Geophysical sensors combined with machine learning algorithms were used to understand the pedosphere system and landscape processes and to model soil attributes. In this research, we used parent material, terrain attributes, and data from geophysical sensors in different combinations to test and compare different and novel machine learning algorithms to model soil attributes. We also analyzed the importance of pedoenvironmental variables in predictive models. For that, we collected soil physicochemical and geophysical data (gamma-ray emission from uranium, thorium, and potassium; magnetic susceptibility and apparent electric conductivity) by three sensors (gamma-ray spectrometer, RS 230; susceptibilimeter KT10, Terraplus; and conductivimeter, EM38 Geonics) at 75 points and analyzed the data. The models with the best performance (R2 0.48, 0.36, 0.44, 0.36, 0.25, and 0.31) varied for clay, sand, Fe2O3, TiO2, SiO2, and cation exchange capacity prediction, respectively. Modeling with the selection of covariates at three phases (variance close to zero, removal by correction, and removal by importance) was adequate to increase the parsimony. The results were validated using the method “nested leave-one-out cross-validation”. The prediction of soil attributes by machine learning algorithms yielded adequate values for field-collected data, without any sample preparation, for most of the tested predictors (R2 values ranging from 0.20 to 0.50). Also, the use of four regression algorithms proved to be important since at least one of the predictors used one of the tested algorithms. The performance values of the best algorithms for each predictor were higher than those obtained with the use of a mean value for the entire area comparing the values of root mean square error (RMSE) and mean absolute error (MAE).

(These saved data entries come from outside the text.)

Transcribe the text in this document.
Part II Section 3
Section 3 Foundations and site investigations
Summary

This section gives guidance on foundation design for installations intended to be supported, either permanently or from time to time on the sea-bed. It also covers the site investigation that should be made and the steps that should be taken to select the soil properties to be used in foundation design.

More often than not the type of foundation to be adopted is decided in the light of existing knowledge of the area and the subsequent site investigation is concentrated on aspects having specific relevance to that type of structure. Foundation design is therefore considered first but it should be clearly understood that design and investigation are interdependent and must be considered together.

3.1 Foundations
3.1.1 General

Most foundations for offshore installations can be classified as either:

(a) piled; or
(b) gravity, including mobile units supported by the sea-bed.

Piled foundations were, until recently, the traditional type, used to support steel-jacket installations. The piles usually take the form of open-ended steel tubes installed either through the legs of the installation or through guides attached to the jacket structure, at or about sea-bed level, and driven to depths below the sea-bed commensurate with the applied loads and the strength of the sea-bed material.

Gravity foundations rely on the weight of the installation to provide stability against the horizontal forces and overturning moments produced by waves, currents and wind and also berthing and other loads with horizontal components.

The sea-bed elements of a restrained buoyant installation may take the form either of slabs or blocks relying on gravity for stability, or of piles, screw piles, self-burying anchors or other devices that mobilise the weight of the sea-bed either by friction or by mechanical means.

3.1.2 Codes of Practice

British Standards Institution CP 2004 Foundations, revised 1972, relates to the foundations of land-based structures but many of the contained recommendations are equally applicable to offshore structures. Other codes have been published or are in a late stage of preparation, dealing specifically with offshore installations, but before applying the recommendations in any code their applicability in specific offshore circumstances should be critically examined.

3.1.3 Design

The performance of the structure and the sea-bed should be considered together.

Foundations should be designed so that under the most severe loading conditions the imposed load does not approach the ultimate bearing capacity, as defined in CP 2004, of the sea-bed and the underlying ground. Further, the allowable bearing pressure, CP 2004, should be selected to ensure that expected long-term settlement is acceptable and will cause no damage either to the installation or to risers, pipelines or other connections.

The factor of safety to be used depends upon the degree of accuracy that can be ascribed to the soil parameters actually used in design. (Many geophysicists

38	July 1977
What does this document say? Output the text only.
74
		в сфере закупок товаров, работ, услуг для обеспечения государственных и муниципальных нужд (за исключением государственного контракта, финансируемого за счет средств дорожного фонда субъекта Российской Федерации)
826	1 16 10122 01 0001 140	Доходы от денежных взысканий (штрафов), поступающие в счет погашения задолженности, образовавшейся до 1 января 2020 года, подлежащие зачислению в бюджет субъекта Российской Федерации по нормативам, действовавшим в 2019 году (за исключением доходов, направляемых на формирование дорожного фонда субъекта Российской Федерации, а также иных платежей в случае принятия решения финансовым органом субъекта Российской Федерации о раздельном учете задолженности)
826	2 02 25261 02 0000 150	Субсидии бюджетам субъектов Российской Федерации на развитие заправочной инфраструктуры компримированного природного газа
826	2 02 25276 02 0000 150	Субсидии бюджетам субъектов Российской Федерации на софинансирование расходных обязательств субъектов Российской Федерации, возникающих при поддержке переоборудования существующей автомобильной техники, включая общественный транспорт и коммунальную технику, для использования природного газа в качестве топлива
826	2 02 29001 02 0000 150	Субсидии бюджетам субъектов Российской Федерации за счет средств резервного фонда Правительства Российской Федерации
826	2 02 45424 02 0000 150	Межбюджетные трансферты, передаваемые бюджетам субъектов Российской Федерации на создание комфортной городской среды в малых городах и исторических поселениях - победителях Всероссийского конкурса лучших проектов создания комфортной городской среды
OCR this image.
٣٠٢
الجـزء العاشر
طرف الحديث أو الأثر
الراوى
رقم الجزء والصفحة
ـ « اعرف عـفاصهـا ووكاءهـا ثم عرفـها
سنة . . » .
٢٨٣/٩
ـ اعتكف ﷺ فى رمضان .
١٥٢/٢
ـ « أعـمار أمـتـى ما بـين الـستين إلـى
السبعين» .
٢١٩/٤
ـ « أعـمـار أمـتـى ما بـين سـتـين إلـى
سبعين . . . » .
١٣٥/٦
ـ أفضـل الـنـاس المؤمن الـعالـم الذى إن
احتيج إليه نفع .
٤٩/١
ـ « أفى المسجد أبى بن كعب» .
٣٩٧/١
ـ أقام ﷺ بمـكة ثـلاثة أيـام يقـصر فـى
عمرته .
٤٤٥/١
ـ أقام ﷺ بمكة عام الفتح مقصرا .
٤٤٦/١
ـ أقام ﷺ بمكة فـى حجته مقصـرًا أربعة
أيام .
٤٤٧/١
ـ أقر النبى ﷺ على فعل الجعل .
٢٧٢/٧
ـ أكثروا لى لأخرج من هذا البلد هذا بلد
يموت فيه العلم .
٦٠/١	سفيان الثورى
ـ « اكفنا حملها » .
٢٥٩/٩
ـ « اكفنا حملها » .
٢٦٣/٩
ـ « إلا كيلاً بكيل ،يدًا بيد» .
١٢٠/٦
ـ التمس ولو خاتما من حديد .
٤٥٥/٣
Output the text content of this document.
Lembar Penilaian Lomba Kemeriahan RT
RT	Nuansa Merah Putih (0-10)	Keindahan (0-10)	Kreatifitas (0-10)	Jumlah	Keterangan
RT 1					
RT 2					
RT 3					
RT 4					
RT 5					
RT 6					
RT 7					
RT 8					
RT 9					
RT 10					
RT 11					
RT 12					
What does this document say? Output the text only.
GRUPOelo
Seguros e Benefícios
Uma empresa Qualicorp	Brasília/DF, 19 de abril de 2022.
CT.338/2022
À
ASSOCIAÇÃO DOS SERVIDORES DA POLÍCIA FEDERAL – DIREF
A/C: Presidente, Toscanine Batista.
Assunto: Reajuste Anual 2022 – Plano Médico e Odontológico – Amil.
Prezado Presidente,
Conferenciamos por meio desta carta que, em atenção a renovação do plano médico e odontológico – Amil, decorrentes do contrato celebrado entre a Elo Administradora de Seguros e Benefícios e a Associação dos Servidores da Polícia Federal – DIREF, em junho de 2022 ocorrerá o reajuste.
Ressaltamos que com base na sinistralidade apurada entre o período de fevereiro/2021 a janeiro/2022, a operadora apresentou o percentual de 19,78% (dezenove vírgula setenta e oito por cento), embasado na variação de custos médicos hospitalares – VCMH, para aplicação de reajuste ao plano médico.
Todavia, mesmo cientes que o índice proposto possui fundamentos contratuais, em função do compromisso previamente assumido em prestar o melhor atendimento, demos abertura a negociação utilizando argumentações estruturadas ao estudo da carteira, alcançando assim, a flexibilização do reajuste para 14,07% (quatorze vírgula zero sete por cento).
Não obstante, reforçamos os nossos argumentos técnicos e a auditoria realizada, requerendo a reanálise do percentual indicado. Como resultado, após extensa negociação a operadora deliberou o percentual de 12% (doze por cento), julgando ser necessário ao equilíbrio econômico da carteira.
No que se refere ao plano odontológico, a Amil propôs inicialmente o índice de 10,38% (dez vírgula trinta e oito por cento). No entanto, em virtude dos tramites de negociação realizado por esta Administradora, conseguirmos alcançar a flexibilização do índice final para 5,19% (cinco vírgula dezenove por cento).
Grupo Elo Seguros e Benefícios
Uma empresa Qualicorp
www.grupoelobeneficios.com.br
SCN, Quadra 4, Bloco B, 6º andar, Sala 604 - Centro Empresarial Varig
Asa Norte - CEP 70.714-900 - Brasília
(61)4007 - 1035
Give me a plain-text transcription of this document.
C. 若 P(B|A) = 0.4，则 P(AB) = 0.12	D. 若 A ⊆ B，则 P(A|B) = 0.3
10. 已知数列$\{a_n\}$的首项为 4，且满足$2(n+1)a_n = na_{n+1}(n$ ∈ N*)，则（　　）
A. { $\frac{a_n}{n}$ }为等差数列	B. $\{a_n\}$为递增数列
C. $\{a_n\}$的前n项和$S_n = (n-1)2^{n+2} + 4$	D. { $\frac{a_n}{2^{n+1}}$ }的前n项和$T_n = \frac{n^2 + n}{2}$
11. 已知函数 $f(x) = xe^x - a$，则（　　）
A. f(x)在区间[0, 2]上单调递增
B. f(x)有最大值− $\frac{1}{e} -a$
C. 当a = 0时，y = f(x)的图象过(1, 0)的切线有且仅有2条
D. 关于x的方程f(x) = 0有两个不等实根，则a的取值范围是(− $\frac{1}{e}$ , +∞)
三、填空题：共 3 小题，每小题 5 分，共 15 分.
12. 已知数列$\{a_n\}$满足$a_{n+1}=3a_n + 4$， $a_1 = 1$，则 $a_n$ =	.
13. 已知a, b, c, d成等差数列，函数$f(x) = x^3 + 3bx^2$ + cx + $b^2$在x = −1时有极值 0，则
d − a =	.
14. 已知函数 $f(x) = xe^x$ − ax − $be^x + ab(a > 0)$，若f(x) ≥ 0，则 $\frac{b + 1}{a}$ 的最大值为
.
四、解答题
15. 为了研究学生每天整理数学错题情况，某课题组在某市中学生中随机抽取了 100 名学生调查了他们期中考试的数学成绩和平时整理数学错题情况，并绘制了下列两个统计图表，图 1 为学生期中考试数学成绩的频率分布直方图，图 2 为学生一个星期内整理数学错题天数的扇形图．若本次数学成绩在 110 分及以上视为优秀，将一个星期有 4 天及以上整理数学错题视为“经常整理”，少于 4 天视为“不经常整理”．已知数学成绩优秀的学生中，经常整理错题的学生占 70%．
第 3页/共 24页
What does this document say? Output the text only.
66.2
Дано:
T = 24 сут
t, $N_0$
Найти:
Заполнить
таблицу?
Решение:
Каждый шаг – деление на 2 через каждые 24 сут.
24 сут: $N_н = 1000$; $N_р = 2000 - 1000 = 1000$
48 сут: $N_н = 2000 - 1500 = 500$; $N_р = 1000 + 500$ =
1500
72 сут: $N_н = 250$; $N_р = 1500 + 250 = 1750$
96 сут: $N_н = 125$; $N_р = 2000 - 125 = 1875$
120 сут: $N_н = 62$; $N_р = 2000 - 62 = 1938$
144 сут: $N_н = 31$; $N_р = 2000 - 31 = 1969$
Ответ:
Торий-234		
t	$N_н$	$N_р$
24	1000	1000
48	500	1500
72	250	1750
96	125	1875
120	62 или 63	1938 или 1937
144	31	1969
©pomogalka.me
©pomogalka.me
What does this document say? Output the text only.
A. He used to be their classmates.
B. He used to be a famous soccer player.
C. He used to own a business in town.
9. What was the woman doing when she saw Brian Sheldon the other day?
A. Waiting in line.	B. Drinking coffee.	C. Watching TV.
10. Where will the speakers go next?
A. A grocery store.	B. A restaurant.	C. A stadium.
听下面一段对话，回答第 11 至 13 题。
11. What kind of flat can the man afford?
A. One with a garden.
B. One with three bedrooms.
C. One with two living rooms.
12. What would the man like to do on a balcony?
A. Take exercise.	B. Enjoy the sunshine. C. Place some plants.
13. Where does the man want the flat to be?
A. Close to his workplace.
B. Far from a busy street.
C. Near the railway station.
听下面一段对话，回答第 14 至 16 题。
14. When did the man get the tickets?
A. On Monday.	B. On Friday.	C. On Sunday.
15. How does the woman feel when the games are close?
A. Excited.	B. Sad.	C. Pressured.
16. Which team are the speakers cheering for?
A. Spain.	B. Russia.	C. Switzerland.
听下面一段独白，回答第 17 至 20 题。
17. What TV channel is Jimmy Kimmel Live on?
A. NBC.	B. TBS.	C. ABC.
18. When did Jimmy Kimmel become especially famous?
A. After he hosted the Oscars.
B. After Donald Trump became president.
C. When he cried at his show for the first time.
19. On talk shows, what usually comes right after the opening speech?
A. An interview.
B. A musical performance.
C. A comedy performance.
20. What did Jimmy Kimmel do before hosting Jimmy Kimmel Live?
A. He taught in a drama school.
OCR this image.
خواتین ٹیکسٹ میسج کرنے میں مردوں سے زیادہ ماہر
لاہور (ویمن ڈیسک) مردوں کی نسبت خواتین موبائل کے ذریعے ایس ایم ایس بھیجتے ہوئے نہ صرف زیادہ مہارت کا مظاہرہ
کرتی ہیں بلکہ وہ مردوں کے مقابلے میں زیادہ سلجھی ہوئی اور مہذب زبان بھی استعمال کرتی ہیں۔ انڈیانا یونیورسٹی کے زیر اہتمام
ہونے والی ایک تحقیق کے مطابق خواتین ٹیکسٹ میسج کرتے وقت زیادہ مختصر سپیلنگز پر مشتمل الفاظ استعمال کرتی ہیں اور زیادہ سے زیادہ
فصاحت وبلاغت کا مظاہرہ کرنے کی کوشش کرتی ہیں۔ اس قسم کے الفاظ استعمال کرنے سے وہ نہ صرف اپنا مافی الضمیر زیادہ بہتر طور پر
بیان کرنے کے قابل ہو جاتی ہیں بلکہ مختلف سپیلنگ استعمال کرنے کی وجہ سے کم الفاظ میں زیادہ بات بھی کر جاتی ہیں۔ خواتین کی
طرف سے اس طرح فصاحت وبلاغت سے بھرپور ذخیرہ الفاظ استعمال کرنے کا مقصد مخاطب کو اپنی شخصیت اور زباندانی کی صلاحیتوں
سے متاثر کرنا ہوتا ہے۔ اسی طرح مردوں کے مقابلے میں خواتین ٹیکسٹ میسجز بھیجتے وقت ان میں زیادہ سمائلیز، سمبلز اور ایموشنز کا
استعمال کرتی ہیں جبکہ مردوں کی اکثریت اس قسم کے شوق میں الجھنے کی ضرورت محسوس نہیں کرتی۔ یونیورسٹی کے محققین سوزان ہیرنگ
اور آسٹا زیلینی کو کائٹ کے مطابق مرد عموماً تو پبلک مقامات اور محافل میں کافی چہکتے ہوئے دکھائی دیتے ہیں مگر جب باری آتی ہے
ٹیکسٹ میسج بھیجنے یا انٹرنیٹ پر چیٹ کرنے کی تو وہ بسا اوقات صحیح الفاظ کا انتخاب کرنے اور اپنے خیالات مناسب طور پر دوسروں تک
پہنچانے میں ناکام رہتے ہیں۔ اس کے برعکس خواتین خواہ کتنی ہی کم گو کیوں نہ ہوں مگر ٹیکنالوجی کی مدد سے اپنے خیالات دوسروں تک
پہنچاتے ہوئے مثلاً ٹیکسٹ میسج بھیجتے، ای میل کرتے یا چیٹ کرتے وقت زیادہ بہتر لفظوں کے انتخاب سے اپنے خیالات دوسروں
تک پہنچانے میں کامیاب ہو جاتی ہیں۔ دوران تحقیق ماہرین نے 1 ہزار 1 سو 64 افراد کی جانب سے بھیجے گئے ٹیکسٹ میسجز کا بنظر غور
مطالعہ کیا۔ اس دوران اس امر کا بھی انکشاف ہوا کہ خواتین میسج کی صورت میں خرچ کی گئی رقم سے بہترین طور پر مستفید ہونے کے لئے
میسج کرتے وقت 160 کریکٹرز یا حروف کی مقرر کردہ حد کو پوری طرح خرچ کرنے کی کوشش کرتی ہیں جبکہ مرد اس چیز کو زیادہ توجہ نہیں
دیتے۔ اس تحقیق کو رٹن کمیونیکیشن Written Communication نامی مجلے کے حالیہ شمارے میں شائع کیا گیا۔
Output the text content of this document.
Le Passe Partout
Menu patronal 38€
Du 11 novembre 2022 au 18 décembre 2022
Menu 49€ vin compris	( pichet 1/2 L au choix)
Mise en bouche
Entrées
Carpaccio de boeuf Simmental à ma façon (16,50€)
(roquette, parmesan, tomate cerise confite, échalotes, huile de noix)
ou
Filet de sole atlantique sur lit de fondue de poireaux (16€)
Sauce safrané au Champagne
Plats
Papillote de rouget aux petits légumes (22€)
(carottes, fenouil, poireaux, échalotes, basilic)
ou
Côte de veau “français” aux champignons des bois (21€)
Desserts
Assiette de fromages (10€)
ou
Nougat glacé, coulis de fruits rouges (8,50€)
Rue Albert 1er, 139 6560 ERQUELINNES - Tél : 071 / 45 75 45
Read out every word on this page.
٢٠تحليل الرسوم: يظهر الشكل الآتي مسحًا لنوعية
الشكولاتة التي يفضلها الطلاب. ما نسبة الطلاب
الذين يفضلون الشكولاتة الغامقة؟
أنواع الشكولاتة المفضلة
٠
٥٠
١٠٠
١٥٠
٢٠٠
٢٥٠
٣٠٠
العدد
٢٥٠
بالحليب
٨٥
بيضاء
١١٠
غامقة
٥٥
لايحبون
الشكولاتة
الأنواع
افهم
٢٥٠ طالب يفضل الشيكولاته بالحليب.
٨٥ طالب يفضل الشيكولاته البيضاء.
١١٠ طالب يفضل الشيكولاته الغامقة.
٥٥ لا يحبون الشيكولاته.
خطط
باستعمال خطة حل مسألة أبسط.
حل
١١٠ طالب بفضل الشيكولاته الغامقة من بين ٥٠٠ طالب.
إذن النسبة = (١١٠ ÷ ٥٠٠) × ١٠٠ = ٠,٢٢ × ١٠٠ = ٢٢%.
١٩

The best combination of sensors that reached the highest model performance was that of the gamma-ray spectrometer and the susceptibilimeter. The most important variables for most predictions were parent material, digital elevation, standardized height, and magnetic susceptibility. We concluded that soil attributes can be efficiently modeled by geophysical data using machine learning techniques and geophysical sensor combinations. This approach can facilitate future soil mapping in a more time-efficient and environmentally friendly manner.